How to avoid unexpected OpenRouter costs in OpenClaw automation

A developer team shared their experience of accidentally spending $750 in three days while running automation pipelines on OpenClaw with OpenRouter. The cost came from 25 automatic OpenRouter reloads at $28.96 each, plus $25 on X API.
What went wrong
The team built an automation pipeline from March 12-14 that included sports picks generation, video production, QA, and distribution. Cron jobs ran on schedule with subagents spawning for each task. Everything defaulted to Claude Sonnet 4.6 at $3 per million tokens without their knowledge.
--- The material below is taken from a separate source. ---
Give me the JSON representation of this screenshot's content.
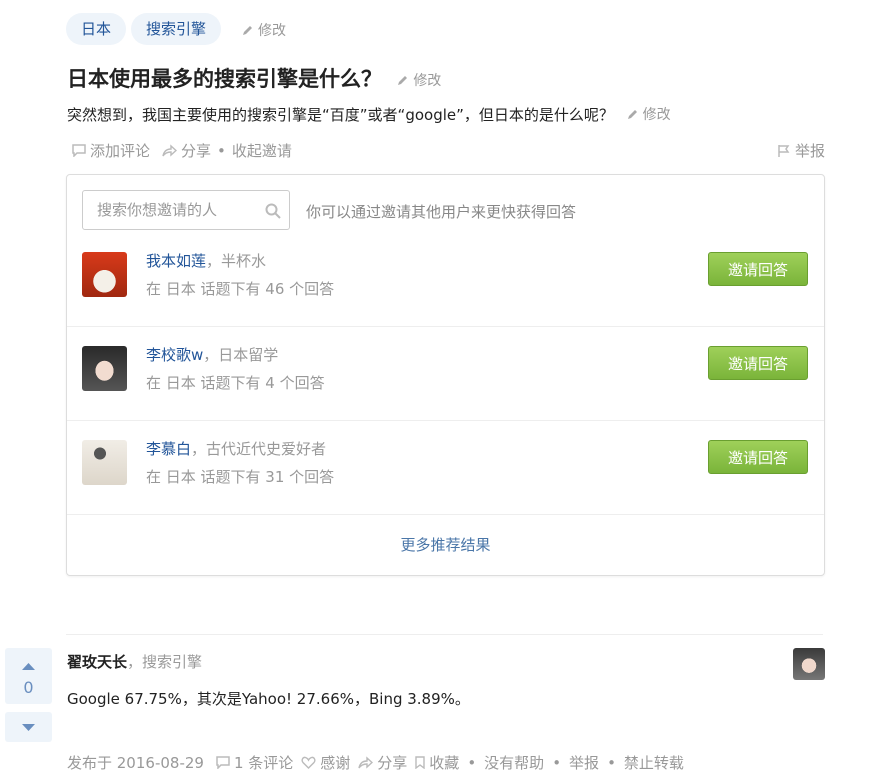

One 6-minute cron job for sports picks with web searches burned approximately $120 in a single run.
The fix: 97% cost reduction
With configuration changes, the same workload now costs an estimated $15-20. Here are the specific changes they made:
- Changed the default model: In openclaw.json, they swapped the expensive default for Hunter Alpha (free on OpenRouter):
"agents": { "defaults": { "models": { "default": "openrouter/hunter-alpha", "fast": "openrouter/hunter-alpha", "thinking": "openrouter/openrouter/hunter-alpha" } } } - Locked cron jobs to a cheap model: Cron jobs inherit whatever the default is. Override them explicitly with:
Do this for every cron job.openclaw cron edit--model "openrouter/hunter-alpha" - Locked subagent spawns: Subagents also inherit defaults. When spawning, specify the model:
sessions_spawn(..., model="openrouter/hunter-alpha") - Reserved expensive models for sensitive work: They kept Claude 3.5 Haiku ($0.25/M) for anything involving credentials or personal data due to Anthropic's privacy policy (no prompt logging). They use Gemini 2.5 Flash ($0.15/M) when they need more complex reasoning. Sonnet is effectively retired from their setup unless explicitly called.
Lessons learned
- Check your default model immediately. If it's a premium model, every session, cron, and subagent is burning money.
- Cron jobs are sneaky - they run silently on schedule and can cost $100+ per run without notice.
- Subagent spawns inherit defaults. If your main session is on Sonnet and you spawn 10 subagents, all 10 are on Sonnet unless specified otherwise.
- Hunter Alpha is free but NOT private - all prompts are logged. Don't use it for financial data, credentials, or anything sensitive.
- Expensive models are worth it as opt-ins, not defaults. Sonnet should not be running your cron jobs at 3 AM.
- Watch your email - those $28.96 OpenRouter reloads add up fast.
The bottom line: OpenClaw is powerful but doesn't hand-hold on costs. A few config lines can be the difference between a $15 automation pipeline and a $750 surprise.